I’m emphasizing both private and public largess because different factions and groups in our national life, not just conservatives and liberal critics of wokeness, would benefit from more academic entrepreneurship. For instance, in my experience, successful people from Silicon Valley, whatever their political beliefs, tend to have very definite views on what’s wrong with the legacy institutions of the East Coast and their hidebound ways. But that certainty often coexists with a digital-age bias against any kind of old-fashioned institution-building, an impulse to “disrupt” philanthropy rather than simply imitating the tycoons of the past.
Obviously there are lots of potentially admirable and productive ways for internet tycoons to disburse their billions.

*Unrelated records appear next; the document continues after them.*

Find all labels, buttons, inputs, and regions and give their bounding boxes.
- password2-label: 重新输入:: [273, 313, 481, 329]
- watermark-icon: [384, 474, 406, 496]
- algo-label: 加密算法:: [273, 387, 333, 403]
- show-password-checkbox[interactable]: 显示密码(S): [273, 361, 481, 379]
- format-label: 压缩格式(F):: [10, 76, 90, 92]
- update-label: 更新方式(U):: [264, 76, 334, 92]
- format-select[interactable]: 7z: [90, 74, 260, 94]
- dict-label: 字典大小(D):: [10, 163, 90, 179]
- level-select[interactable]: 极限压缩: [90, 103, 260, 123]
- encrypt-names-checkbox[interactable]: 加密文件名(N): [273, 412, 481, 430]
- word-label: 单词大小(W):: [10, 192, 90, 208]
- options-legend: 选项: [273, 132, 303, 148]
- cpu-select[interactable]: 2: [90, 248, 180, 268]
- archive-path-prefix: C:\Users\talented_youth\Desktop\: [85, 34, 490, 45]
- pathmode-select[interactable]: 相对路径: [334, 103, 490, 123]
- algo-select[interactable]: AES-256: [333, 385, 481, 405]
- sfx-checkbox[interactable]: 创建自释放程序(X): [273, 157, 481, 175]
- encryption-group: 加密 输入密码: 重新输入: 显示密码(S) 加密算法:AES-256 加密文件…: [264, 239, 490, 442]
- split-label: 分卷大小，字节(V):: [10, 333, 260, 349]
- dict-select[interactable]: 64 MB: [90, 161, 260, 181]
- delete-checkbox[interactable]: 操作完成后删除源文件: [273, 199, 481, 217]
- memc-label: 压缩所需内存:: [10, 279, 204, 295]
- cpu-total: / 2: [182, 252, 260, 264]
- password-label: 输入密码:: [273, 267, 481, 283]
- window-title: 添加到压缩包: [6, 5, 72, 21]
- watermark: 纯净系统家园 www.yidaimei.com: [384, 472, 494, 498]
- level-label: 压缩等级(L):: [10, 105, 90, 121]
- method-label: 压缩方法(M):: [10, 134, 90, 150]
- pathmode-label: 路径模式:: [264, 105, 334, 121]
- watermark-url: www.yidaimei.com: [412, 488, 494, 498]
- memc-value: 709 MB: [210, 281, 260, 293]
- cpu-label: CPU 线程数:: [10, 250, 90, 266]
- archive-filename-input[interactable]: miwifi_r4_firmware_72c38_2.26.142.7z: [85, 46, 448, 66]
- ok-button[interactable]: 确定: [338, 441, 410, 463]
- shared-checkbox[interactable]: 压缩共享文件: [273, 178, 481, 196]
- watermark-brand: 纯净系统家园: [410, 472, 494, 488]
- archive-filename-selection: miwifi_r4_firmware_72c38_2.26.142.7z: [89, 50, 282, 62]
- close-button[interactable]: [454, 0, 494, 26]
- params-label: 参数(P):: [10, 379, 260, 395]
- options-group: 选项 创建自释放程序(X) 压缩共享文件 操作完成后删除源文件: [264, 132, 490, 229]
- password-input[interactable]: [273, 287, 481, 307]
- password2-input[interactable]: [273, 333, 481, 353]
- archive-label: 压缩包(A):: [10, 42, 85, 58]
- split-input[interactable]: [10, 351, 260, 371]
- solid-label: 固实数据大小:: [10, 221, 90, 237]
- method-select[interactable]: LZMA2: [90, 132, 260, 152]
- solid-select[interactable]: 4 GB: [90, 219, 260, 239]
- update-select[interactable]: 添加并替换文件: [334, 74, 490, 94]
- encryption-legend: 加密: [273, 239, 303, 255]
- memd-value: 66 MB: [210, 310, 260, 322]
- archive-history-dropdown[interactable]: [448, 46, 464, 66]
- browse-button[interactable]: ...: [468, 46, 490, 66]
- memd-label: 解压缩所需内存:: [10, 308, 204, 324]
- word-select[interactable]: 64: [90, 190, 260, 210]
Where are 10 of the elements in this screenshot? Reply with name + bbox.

But universities are the great power centers of science and industry and culture in our time, they’re generally agreed to be in serious need of reinvention and reform, and it’s a little peculiar that you don’t see the new superrich trying to put their stamp on the meritocracy — that we don’t yet have the Gates University or the Bezos Collegium.

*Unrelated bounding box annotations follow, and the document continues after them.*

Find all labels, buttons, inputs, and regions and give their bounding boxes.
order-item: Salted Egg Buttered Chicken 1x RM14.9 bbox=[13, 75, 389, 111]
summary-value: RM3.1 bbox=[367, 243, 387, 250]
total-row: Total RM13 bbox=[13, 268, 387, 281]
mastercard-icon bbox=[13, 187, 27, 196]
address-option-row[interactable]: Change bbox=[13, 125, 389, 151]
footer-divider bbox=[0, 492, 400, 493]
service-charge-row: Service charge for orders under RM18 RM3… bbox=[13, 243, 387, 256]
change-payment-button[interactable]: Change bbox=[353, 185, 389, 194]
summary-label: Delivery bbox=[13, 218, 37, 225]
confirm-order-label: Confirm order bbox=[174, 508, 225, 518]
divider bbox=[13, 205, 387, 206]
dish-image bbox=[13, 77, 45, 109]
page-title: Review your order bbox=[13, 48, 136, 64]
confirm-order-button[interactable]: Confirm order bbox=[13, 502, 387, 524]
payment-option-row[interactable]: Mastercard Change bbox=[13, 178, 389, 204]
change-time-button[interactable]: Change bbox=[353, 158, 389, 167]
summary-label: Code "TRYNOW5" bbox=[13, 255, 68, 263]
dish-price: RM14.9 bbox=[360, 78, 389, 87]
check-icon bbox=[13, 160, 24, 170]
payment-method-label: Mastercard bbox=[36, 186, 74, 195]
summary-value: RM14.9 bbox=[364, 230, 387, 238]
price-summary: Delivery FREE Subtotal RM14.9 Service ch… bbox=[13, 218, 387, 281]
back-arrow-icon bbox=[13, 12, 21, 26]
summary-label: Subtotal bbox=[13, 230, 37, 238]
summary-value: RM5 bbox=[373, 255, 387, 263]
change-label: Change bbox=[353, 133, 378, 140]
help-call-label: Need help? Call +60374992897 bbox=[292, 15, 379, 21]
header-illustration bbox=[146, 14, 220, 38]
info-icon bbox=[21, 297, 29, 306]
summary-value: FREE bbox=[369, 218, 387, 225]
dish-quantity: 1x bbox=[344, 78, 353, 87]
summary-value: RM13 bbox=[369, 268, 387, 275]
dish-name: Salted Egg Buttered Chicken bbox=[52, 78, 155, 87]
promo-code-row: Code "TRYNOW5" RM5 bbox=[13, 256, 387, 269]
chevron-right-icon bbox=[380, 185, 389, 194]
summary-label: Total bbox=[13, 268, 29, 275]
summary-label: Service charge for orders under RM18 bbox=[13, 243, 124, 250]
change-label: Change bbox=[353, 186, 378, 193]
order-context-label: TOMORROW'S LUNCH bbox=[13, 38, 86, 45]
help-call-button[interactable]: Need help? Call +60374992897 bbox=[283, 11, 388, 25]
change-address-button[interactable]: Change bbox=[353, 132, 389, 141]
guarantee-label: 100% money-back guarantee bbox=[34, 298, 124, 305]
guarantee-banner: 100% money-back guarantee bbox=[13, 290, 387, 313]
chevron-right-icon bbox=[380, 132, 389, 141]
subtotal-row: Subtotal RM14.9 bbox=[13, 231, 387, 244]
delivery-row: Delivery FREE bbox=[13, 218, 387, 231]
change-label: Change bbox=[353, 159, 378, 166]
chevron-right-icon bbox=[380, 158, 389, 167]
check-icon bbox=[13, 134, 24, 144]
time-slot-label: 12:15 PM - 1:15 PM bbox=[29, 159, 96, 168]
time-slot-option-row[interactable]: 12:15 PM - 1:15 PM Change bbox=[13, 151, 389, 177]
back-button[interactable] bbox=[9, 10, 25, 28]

Not every rich donor has the Muskian or Bezosian capacity to start a university single-handedly. But even just the opportunity to help shape a new one seems worth more than the chance to become a rounding error to the multibillion-dollar endowments of the Ivy League. Amid all this week’s tweeting about the University of Austin, for instance, the journalist Julia Ioffe asked its partisans: “Would you send your kids there? If it was between, say, Harvard and University of Austin, what would you choose?” I have no idea what the parental answer ought to be, given that the start-up school is just an outline at the moment. But if I had money to give to a university and I had any sympathy for the Austin project whatsoever, I would definitely choose to put it there rather than into Harvard’s pockets.
A similar logic applies to public money we spend on higher education. I’ve argued before that conservatives should favor establishing national public universities, under bipartisan supervision and with a mandate to cultivate ideological diversity, rather than fighting endless battles at the state level over cutting funding or programs or blocking tenure appointments they dislike.

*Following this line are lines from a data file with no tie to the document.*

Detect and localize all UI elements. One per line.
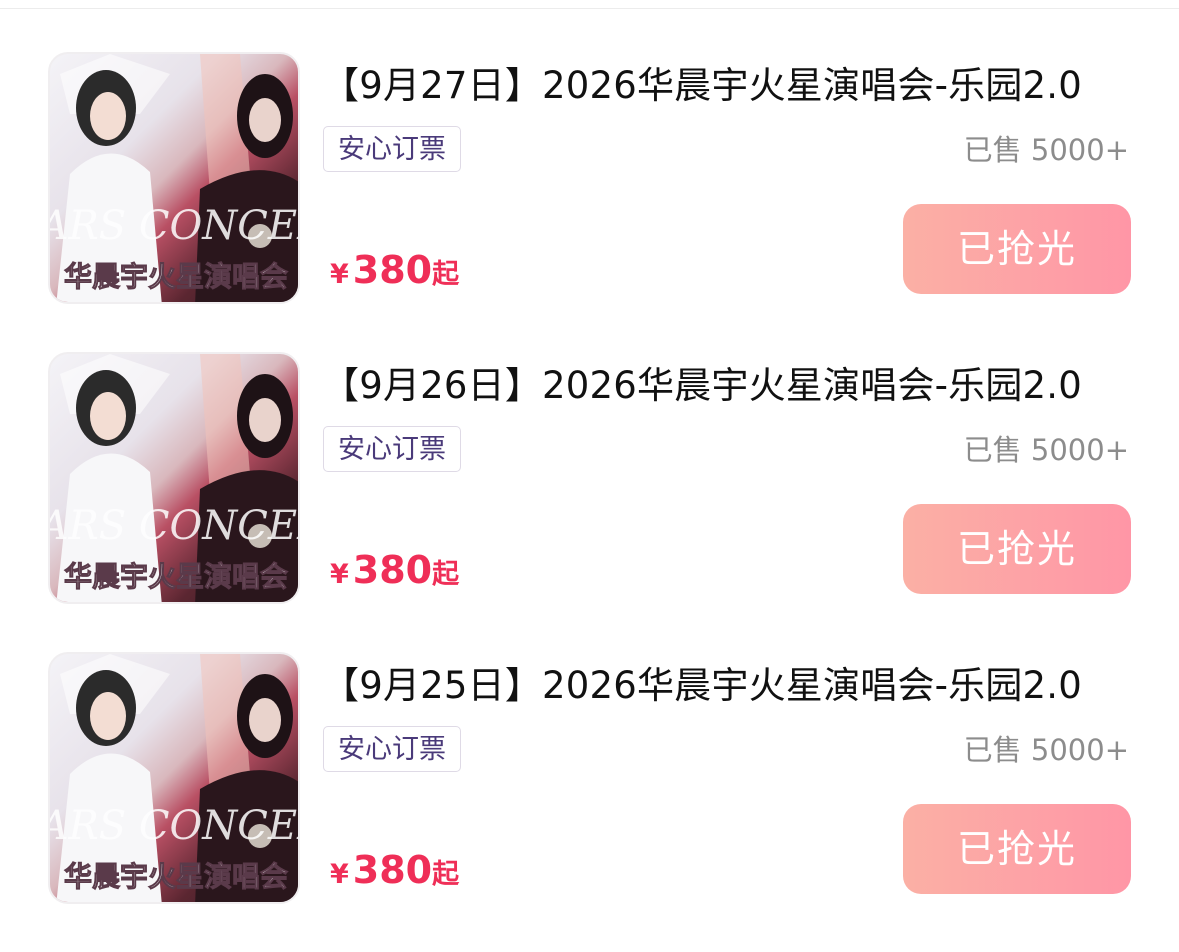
poster-headline: MARS CONCERT bbox=[50, 503, 300, 549]
price: ¥380起 bbox=[330, 544, 459, 596]
event-title[interactable]: 【9月26日】2026华晨宇火星演唱会-乐园2.0 bbox=[322, 360, 1142, 412]
poster-headline: MARS CONCERT bbox=[50, 203, 300, 249]
event-card[interactable]: MARS CONCERT 华晨宇火星演唱会 【9月27日】2026华晨宇火星演唱… bbox=[0, 52, 1179, 352]
sold-out-button[interactable]: 已抢光 bbox=[903, 504, 1131, 594]
sold-out-button[interactable]: 已抢光 bbox=[903, 204, 1131, 294]
event-card[interactable]: MARS CONCERT 华晨宇火星演唱会 【9月25日】2026华晨宇火星演唱… bbox=[0, 652, 1179, 952]
event-title[interactable]: 【9月25日】2026华晨宇火星演唱会-乐园2.0 bbox=[322, 660, 1142, 712]
price-currency: ¥ bbox=[330, 559, 349, 590]
price: ¥380起 bbox=[330, 844, 459, 896]
price-amount: 380 bbox=[352, 848, 433, 892]
poster-headline: MARS CONCERT bbox=[50, 803, 300, 849]
event-poster[interactable]: MARS CONCERT 华晨宇火星演唱会 bbox=[48, 652, 300, 904]
poster-caption: 华晨宇火星演唱会 bbox=[64, 260, 288, 293]
price-suffix: 起 bbox=[432, 859, 460, 890]
safe-booking-tag: 安心订票 bbox=[323, 426, 461, 472]
safe-booking-tag: 安心订票 bbox=[323, 726, 461, 772]
event-card[interactable]: MARS CONCERT 华晨宇火星演唱会 【9月26日】2026华晨宇火星演唱… bbox=[0, 352, 1179, 652]
price-suffix: 起 bbox=[432, 259, 460, 290]
price: ¥380起 bbox=[330, 244, 459, 296]
price-currency: ¥ bbox=[330, 259, 349, 290]
price-suffix: 起 bbox=[432, 559, 460, 590]
sold-count: 已售 5000+ bbox=[963, 133, 1129, 167]
price-amount: 380 bbox=[352, 548, 433, 592]
sold-out-button[interactable]: 已抢光 bbox=[903, 804, 1131, 894]
event-poster[interactable]: MARS CONCERT 华晨宇火星演唱会 bbox=[48, 52, 300, 304]
poster-caption: 华晨宇火星演唱会 bbox=[64, 860, 288, 893]
event-list: MARS CONCERT 华晨宇火星演唱会 【9月27日】2026华晨宇火星演唱… bbox=[0, 0, 1179, 949]
sold-count: 已售 5000+ bbox=[963, 733, 1129, 767]
event-title[interactable]: 【9月27日】2026华晨宇火星演唱会-乐园2.0 bbox=[322, 60, 1142, 112]
poster-artwork: MARS CONCERT 华晨宇火星演唱会 bbox=[50, 54, 300, 302]
price-amount: 380 bbox=[352, 248, 433, 292]
poster-artwork: MARS CONCERT 华晨宇火星演唱会 bbox=[50, 354, 300, 602]
sold-count: 已售 5000+ bbox=[963, 433, 1129, 467]
poster-artwork: MARS CONCERT 华晨宇火星演唱会 bbox=[50, 654, 300, 902]
event-poster[interactable]: MARS CONCERT 华晨宇火星演唱会 bbox=[48, 352, 300, 604]
price-currency: ¥ bbox=[330, 859, 349, 890]
poster-caption: 华晨宇火星演唱会 bbox=[64, 560, 288, 593]
safe-booking-tag: 安心订票 bbox=[323, 126, 461, 172]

But the left, too, which has its own litany of complaints about the corporate university, should see advantages in establishing novel institutions. Forgiving yesterday’s student debt is well and good, but I suspect that if you took the billions of dollars of higher-ed money being pondered in the Build Back Better plan and set up a group of national public universities aimed at offering low-cost educations to low-income Americans, you would do more good than sluicing it through the system that saddled all those kids with debt in the first place.
And for that matter, if you’re the kind of progressive donor or foundation that’s given generously to the initiatives and ideas that the University of Austin’s would-be founders regard as threatening to academic freedom, wouldn’t you want to see your own vision of the university realized with full integrity somewhere, instead of being compromised by its association with historically tainted institutions? I probably would not send my children to Ibram X. Kendi College, but I would consider it a healthier expression of anti-racist ideology than a bunch of diversity programs layered throughout the corporate-university bureaucracy.
The absence of such true experiments tends to confirm one of my working theories of our era — namely, that you can tell that some of the talk about roiling crisis and radical transformation is overblown because of how tightly people cling to existing power centers, and how few are willing to strike out on their own.